Our sites varied in the resources available to them for disposition. On average, only 35% were admitted to a hospital psychiatry service, 54% were released to the community and the remainder was placed in observation units, crisis residences, medical settings or substance abuse treatment facilities. Of those released, a small minority had a specific aftercare appointment (17%) while many had no plan recorded (21%). Beyond state laws that address appropriate criteria for involuntary admission, there are few standards to guide which patients should be admitted or methods for ensuring continuity of care to outpatient settings. Further research on alternatives to inpatient admission and interventions designed to enhance linkage between the ED and outpatient settings are needed.
4.1. Limitations
Different models of providing emergency psychiatric care, such as a consultation-liaison model versus a dedicated PES, may be associated with different outcomes. The heterogeneity both within and between these different models highlights the difficulty in studying the management of emergency mental health issues. For example, Woo et al. [
13] found that several indices of quality care, including timeliness of psychiatric care, completion of mental status exam, pregnancy testing, use of seclusion and elopement improved in one hospital that transitioned from a consultation-liaison model to a dedicated PES. As indicates, our sample is weighted with patients treated in settings where a dedicated PES was available. Unfortunately, the study was not designed or powered to examine differences in the variables between the two models. While many clinicians believe that dedicated PESs provide better quality of care than other models, the existing research supporting this claim is tentative and relies on retrospective chart review data. This is an important area for future research, especially when one considers the resource investment in establishing and maintaining a dedicated PES.

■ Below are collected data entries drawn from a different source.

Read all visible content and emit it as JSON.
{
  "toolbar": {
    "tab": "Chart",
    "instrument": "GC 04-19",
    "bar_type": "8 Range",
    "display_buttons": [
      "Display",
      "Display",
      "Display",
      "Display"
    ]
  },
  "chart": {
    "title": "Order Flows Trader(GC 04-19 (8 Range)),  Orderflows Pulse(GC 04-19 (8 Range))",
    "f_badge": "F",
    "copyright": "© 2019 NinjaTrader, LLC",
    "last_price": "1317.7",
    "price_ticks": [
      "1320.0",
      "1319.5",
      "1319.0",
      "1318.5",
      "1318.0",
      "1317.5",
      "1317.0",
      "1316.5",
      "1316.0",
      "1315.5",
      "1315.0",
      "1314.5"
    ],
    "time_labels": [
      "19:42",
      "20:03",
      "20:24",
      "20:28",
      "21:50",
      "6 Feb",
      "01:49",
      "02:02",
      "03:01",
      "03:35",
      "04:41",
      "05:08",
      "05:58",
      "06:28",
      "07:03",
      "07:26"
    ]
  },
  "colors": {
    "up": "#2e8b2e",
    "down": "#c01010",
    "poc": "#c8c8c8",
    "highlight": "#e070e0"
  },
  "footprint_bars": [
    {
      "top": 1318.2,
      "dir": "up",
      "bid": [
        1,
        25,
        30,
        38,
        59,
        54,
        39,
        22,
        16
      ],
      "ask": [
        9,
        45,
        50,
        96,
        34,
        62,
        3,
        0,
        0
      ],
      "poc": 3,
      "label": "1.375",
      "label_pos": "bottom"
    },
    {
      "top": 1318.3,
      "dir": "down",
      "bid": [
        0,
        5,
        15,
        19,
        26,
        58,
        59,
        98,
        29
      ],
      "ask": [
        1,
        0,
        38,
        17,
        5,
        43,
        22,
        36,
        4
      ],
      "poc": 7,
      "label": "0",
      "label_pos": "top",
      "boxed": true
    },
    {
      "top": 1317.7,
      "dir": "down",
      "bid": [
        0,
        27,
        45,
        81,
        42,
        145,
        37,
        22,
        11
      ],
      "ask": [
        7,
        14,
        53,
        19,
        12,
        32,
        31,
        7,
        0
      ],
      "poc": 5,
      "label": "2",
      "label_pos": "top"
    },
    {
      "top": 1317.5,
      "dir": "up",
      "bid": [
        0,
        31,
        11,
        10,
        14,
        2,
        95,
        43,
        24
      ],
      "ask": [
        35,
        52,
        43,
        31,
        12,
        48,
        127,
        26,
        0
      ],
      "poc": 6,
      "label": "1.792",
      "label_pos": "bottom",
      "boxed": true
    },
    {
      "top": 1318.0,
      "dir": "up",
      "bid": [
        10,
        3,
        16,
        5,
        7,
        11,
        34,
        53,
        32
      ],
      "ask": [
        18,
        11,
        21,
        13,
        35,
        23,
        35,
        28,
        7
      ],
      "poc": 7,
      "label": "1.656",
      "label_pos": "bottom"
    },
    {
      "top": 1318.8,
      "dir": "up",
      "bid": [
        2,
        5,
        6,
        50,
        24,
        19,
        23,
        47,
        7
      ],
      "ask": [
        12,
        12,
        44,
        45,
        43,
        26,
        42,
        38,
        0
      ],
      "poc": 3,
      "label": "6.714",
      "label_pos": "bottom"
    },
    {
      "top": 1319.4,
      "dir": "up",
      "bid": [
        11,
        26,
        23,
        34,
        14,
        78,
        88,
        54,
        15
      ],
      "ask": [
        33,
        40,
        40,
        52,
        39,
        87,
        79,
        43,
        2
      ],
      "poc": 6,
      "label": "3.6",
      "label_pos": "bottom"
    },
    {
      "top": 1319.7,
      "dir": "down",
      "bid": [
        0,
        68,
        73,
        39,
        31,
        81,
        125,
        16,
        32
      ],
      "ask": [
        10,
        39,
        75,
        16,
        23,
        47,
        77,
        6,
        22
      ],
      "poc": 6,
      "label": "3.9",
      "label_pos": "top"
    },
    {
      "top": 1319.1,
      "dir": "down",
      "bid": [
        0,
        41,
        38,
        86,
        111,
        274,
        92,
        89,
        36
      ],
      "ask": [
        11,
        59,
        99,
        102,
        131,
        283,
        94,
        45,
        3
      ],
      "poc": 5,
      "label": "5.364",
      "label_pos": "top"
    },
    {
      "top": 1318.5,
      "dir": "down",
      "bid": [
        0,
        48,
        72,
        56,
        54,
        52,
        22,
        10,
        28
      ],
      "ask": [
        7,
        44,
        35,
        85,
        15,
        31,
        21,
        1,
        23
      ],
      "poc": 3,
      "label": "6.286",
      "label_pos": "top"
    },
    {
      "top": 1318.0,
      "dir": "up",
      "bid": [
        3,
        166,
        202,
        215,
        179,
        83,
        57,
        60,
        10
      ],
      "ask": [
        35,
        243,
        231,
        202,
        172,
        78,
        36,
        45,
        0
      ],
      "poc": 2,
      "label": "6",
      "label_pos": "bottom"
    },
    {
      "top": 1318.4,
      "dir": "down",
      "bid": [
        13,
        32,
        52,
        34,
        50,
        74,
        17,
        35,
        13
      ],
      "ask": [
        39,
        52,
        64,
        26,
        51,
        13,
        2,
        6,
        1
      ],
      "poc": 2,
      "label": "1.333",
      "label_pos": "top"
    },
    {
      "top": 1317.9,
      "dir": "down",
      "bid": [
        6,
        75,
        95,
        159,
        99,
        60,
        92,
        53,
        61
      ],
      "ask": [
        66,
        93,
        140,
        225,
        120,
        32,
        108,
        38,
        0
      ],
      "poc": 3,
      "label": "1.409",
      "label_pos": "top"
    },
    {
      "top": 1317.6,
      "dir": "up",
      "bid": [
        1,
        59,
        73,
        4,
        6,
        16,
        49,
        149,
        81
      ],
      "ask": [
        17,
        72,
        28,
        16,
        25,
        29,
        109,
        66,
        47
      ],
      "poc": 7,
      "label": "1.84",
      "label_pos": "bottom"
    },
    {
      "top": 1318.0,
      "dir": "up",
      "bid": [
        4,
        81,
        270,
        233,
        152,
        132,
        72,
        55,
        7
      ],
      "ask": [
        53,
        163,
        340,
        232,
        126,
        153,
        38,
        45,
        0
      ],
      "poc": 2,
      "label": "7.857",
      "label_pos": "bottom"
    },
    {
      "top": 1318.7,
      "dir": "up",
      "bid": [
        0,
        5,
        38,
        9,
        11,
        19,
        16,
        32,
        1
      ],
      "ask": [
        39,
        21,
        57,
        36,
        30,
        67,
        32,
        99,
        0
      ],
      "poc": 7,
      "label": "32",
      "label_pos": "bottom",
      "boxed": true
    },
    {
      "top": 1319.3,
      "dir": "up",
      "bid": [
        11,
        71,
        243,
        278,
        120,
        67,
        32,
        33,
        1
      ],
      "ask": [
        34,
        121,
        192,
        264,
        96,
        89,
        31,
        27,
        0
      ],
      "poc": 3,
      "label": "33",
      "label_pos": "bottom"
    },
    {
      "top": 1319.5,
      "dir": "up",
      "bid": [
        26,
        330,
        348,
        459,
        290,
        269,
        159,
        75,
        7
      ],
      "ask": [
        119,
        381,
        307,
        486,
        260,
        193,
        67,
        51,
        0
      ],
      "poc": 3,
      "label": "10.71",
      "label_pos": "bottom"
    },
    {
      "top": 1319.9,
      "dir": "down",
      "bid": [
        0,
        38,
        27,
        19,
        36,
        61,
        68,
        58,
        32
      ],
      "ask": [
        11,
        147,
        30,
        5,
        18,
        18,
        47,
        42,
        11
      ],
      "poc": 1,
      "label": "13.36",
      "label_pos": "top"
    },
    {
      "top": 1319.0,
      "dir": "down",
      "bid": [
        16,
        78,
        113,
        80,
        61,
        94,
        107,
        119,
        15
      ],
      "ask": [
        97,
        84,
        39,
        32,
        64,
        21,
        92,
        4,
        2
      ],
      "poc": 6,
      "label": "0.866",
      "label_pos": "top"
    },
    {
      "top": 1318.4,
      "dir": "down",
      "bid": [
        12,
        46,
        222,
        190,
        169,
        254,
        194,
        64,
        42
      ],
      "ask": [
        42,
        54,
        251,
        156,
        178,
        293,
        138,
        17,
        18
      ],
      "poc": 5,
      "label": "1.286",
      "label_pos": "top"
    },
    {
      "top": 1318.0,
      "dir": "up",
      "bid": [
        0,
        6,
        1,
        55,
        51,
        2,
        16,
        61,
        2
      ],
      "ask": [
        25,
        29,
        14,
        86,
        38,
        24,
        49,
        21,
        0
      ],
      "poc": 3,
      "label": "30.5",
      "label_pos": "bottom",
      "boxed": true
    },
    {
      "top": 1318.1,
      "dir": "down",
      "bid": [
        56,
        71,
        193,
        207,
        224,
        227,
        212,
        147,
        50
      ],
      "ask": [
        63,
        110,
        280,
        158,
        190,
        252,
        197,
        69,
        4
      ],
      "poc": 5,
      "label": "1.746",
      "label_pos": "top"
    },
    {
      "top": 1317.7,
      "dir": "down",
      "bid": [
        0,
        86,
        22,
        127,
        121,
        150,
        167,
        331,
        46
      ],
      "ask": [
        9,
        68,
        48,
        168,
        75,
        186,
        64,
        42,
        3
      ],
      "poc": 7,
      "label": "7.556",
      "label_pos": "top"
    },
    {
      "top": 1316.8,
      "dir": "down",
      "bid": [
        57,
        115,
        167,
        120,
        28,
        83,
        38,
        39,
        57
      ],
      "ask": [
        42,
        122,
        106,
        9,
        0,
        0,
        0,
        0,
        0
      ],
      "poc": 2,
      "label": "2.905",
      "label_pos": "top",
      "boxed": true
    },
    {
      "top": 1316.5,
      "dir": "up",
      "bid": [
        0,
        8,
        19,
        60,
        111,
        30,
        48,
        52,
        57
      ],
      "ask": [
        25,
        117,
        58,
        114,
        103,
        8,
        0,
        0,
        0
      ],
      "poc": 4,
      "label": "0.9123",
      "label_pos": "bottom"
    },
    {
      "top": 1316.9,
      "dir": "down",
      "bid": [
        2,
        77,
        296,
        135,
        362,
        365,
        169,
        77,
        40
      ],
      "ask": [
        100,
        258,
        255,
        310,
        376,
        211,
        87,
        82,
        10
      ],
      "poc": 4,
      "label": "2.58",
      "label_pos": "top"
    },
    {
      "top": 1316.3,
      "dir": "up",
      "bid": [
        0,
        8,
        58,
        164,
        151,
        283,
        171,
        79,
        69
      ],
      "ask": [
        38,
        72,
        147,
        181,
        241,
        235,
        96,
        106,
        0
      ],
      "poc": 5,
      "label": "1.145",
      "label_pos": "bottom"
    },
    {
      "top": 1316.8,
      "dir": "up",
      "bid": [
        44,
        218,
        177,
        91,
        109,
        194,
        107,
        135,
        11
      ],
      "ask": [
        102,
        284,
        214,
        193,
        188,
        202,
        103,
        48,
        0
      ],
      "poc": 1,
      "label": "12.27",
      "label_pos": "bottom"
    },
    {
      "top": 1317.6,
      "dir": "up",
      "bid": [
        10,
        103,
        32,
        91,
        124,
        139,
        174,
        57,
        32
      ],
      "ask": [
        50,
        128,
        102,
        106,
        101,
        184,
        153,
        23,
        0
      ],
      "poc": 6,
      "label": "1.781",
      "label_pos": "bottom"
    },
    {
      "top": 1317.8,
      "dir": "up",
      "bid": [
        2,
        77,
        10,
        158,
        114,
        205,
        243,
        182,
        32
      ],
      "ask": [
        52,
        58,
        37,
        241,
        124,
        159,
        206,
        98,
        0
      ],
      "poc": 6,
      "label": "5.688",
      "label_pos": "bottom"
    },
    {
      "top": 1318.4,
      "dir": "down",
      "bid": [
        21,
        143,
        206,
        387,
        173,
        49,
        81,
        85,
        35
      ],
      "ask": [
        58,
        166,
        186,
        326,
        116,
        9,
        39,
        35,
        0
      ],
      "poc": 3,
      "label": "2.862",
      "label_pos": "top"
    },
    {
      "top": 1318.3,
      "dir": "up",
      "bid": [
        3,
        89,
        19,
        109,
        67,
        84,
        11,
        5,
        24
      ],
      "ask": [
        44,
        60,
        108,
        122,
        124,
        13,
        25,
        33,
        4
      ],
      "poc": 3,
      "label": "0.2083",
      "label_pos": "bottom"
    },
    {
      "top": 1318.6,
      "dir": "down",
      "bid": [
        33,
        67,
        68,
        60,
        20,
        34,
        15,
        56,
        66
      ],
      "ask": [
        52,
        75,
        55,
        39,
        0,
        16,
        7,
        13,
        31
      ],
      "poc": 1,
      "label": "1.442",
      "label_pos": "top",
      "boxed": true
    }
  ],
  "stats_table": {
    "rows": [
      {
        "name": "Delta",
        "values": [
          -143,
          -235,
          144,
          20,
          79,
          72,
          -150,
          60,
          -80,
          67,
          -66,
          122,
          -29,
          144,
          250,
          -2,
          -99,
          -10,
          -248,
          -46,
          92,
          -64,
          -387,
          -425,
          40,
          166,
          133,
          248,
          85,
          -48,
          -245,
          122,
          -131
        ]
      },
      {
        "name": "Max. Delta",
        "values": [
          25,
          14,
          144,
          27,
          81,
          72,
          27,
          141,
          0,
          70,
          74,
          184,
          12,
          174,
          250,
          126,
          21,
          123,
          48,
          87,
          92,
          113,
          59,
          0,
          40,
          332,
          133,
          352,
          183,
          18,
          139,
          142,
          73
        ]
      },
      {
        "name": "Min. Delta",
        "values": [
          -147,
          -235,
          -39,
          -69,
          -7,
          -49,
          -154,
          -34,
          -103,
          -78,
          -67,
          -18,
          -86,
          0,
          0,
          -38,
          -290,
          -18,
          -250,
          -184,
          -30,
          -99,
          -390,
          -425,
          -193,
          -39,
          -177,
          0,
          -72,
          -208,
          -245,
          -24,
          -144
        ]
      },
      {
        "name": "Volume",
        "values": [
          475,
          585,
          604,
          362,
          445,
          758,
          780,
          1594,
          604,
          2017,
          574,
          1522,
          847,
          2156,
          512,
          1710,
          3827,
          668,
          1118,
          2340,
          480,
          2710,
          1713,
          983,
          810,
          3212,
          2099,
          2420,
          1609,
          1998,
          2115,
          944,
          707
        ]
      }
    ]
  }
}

There are many features pertaining to the presentation and management of emergency mental health conditions that were not assessed. For example, it would have been useful to collect data on common methods of overdose, like salicylate, acetaminophen and tricyclic antidepressant levels. Unfortunately, we were limited in what we could expect sites to abstract and chose those variables we believed most important and generalizable.
As described in the article, some items on the abstraction form exhibited poor reliability, a common limitation of chart review studies. This varied considerably by site, with some sites submitting highly reliable abstractions and others submitting highly unreliable abstractions. We implemented a second review and reconciliation procedure to help minimize the impact. However, because of the labor required, this process was not applied to items beyond the 10 primary indicators. Their reliability is unknown.